The Artificial Intelligence Impact on Manufacturing Industry
To thrive in today’s global markets, manufacturers must optimize everything under their control. Manufacturers are redefining their environment with technologies that connect products, smart factories, and supply chains in unprecedented ways. Massive volumes of data and the application of artificial intelligence in the manufacturing environment are fueling this transformation.
By 2025, the market for Artificial Intelligence in manufacturing is expected to increase at a rate of about 50 percent per year, reaching $17.2 billion.
Benefits of AI in Manufacturing
Artificial Intelligence incorporates the functionalities of learning systems that are recognized as intelligent by humans. Artificial intelligence have risen to prominence on the manufacturing priority list, as the manufacturing industry is undergoing massive upheaval as a result of adopting artificial intelligence.
“According to the AspenTech 2020 Industrial AI Research, 83 percent of large industrial organizations believe AI provides better outcomes.”
Also Read: How AI helps in healthcare facilities for a better outcome.
Some of the benefits enabled by AI for the manufacturing industry are:
- Smart production
- Develops predictive and preventative maintenance
- Improves supply chain optimization
- Product development and optimization
- Cost reduction
- Quality assurance
- Green operations
Manufacturing industries are the most common users of AI to improve overall equipment efficiency and yield. AI is also being used to improve efficiency, quality, and consistency in general, allowing manufacturers to forecast more precisely.

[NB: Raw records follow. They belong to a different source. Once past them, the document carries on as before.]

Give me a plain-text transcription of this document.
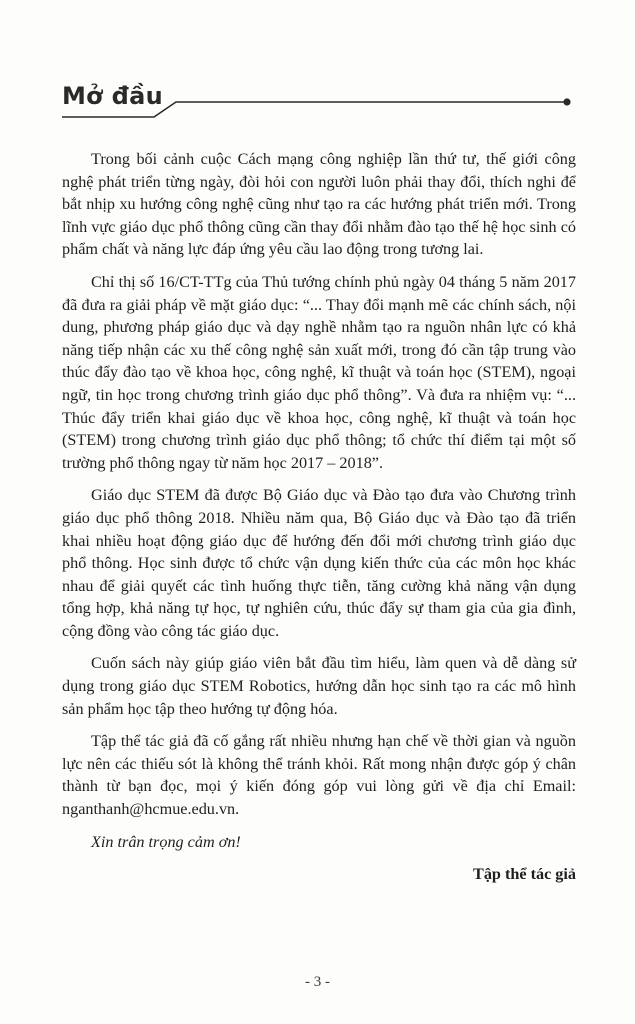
Mở đầu

Trong bối cảnh cuộc Cách mạng công nghiệp lần thứ tư, thế giới công nghệ phát triển từng ngày, đòi hỏi con người luôn phải thay đổi, thích nghi để bắt nhịp xu hướng công nghệ cũng như tạo ra các hướng phát triển mới. Trong lĩnh vực giáo dục phổ thông cũng cần thay đổi nhằm đào tạo thế hệ học sinh có phẩm chất và năng lực đáp ứng yêu cầu lao động trong tương lai.

Chỉ thị số 16/CT-TTg của Thủ tướng chính phủ ngày 04 tháng 5 năm 2017 đã đưa ra giải pháp về mặt giáo dục: “... Thay đổi mạnh mẽ các chính sách, nội dung, phương pháp giáo dục và dạy nghề nhằm tạo ra nguồn nhân lực có khả năng tiếp nhận các xu thế công nghệ sản xuất mới, trong đó cần tập trung vào thúc đẩy đào tạo về khoa học, công nghệ, kĩ thuật và toán học (STEM), ngoại ngữ, tin học trong chương trình giáo dục phổ thông”. Và đưa ra nhiệm vụ: “... Thúc đẩy triển khai giáo dục về khoa học, công nghệ, kĩ thuật và toán học (STEM) trong chương trình giáo dục phổ thông; tổ chức thí điểm tại một số trường phổ thông ngay từ năm học 2017 – 2018”.

Giáo dục STEM đã được Bộ Giáo dục và Đào tạo đưa vào Chương trình giáo dục phổ thông 2018. Nhiều năm qua, Bộ Giáo dục và Đào tạo đã triển khai nhiều hoạt động giáo dục để hướng đến đổi mới chương trình giáo dục phổ thông. Học sinh được tổ chức vận dụng kiến thức của các môn học khác nhau để giải quyết các tình huống thực tiễn, tăng cường khả năng vận dụng tổng hợp, khả năng tự học, tự nghiên cứu, thúc đẩy sự tham gia của gia đình, cộng đồng vào công tác giáo dục.

Cuốn sách này giúp giáo viên bắt đầu tìm hiểu, làm quen và dễ dàng sử dụng trong giáo dục STEM Robotics, hướng dẫn học sinh tạo ra các mô hình sản phẩm học tập theo hướng tự động hóa.

Tập thể tác giả đã cố gắng rất nhiều nhưng hạn chế về thời gian và nguồn lực nên các thiếu sót là không thể tránh khỏi. Rất mong nhận được góp ý chân thành từ bạn đọc, mọi ý kiến đóng góp vui lòng gửi về địa chỉ Email: nganthanh@hcmue.edu.vn.

Xin trân trọng cảm ơn!

Tập thể tác giả

- 3 -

Mark Crowne, general manager of systems integrator Nexer Insight UK, says, “In the last five years, there has been a huge reduction in the complexity and cost of applying AI to manufacturing, thanks to the democratization of machine learning by the hyper-scale cloud vendors.”

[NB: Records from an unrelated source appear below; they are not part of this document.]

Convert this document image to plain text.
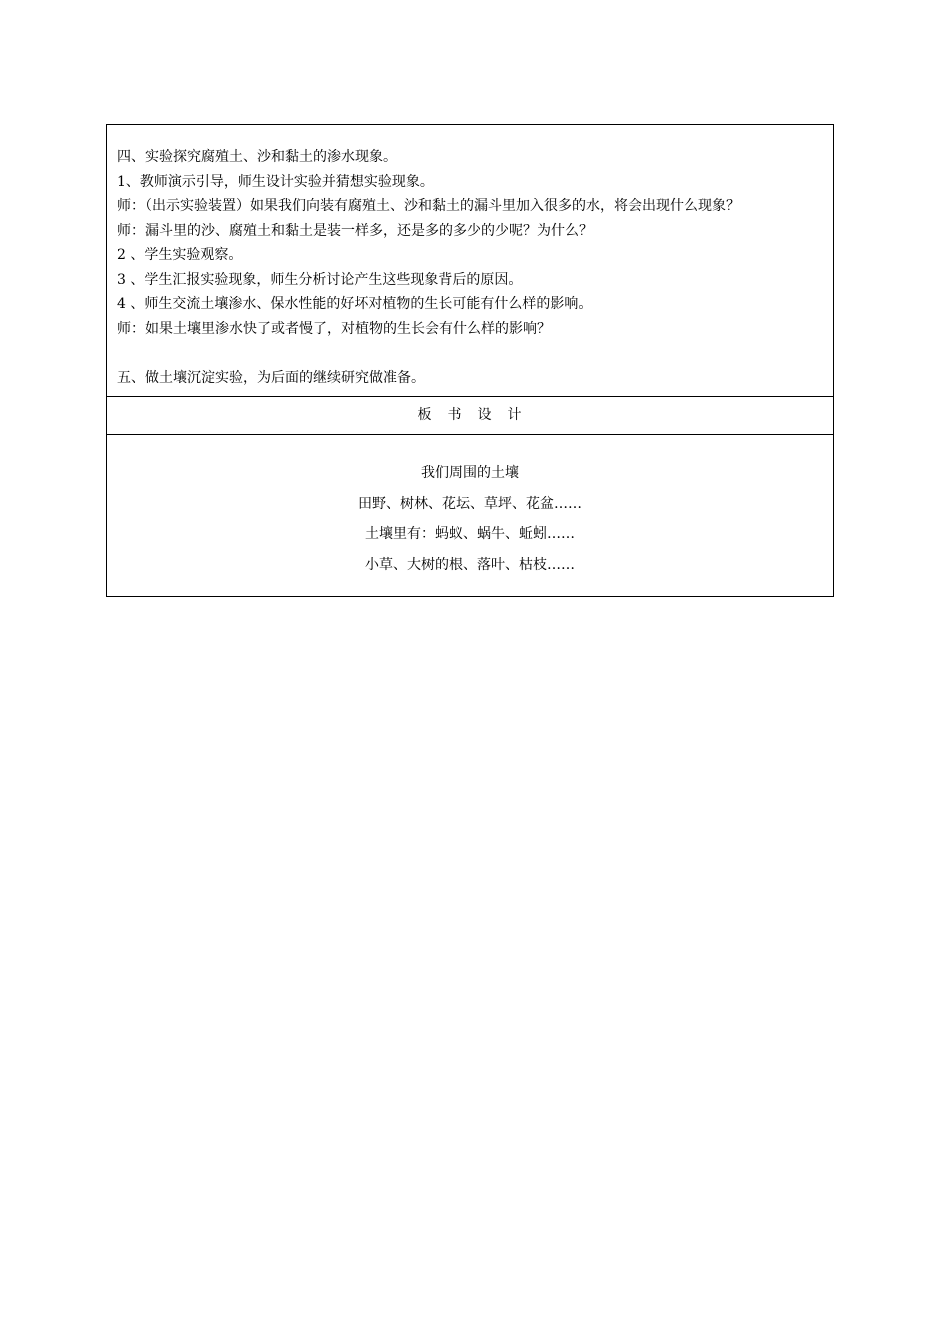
四、实验探究腐殖土、沙和黏土的渗水现象。

1、教师演示引导，师生设计实验并猜想实验现象。

师：（出示实验装置）如果我们向装有腐殖土、沙和黏土的漏斗里加入很多的水，将会出现什么现象？

师：漏斗里的沙、腐殖土和黏土是装一样多，还是多的多少的少呢？为什么？

2 、学生实验观察。

3 、学生汇报实验现象，师生分析讨论产生这些现象背后的原因。

4 、师生交流土壤渗水、保水性能的好坏对植物的生长可能有什么样的影响。

师：如果土壤里渗水快了或者慢了，对植物的生长会有什么样的影响？

五、做土壤沉淀实验，为后面的继续研究做准备。

板　书　设　计

我们周围的土壤

田野、树林、花坛、草坪、花盆……

土壤里有：蚂蚁、蜗牛、蚯蚓……

小草、大树的根、落叶、枯枝……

“More than 80 percent of C-suite executives trust that AI will help them accomplish their growth objectives.”
Use cases of AI in Manufacturing
Let’s take a peek at few of the prevalent AI use cases in manufacturing, as identified by McKinsey & Company in a widely referenced report on AI in the industrial sector.
To predict and avert machine failure, smart manufacturers are integrating AI systems with IoT data. The goal is to employ predictive maintenance to reduce downtime and inconvenience, mitigate risks, and swiftly fix issues.
“According to McKinsey, AI-driven predictive maintenance can boost asset productivity by up to 20 percent while lowering maintenance costs by up to 10 percent.”
Supply Chain Management
Manufacturers can now make use of AI to predict the sophisticated interactions between each production plant and automate requests for labor, materials, equipment, and repairs.
“According to McKinsey, AI-enhanced supply chain management can help businesses minimize forecasting errors by 20 to 50 percent, allowing them to optimize stock replenishment.”
Manufacturers can now utilize AI systems to reduce defective product scrap rates and extract more value from the materials used in the production process.
“According to McKinsey, in the semiconductor industry, lowering scrap rates and testing costs can result in yield detraction of up to 30% of overall production costs.”
Business Support Functions
AI can assist firms in automating essential aspects of labor-intensive support services. According to McKinsey, this automation of support services will result in increased process quality and efficiency.
Research and Development
The application of AI in the R&D sector has lots of potential. Below are some of the benefits.
Assist design and engineering teams in collaborating more effectively
Selecting the optimal materials for a product
Recognizing design flaws that are prone to failure.
The future of AI in the Manufacturing industry is continually evolving. AI is already assisting businesses in staying ahead of the performance of their assets and influencing their bottom line. This trend is likely to persist. AI will continue to be one of the keys to the success of the manufacturing industry in the digitally driven industrial revolution.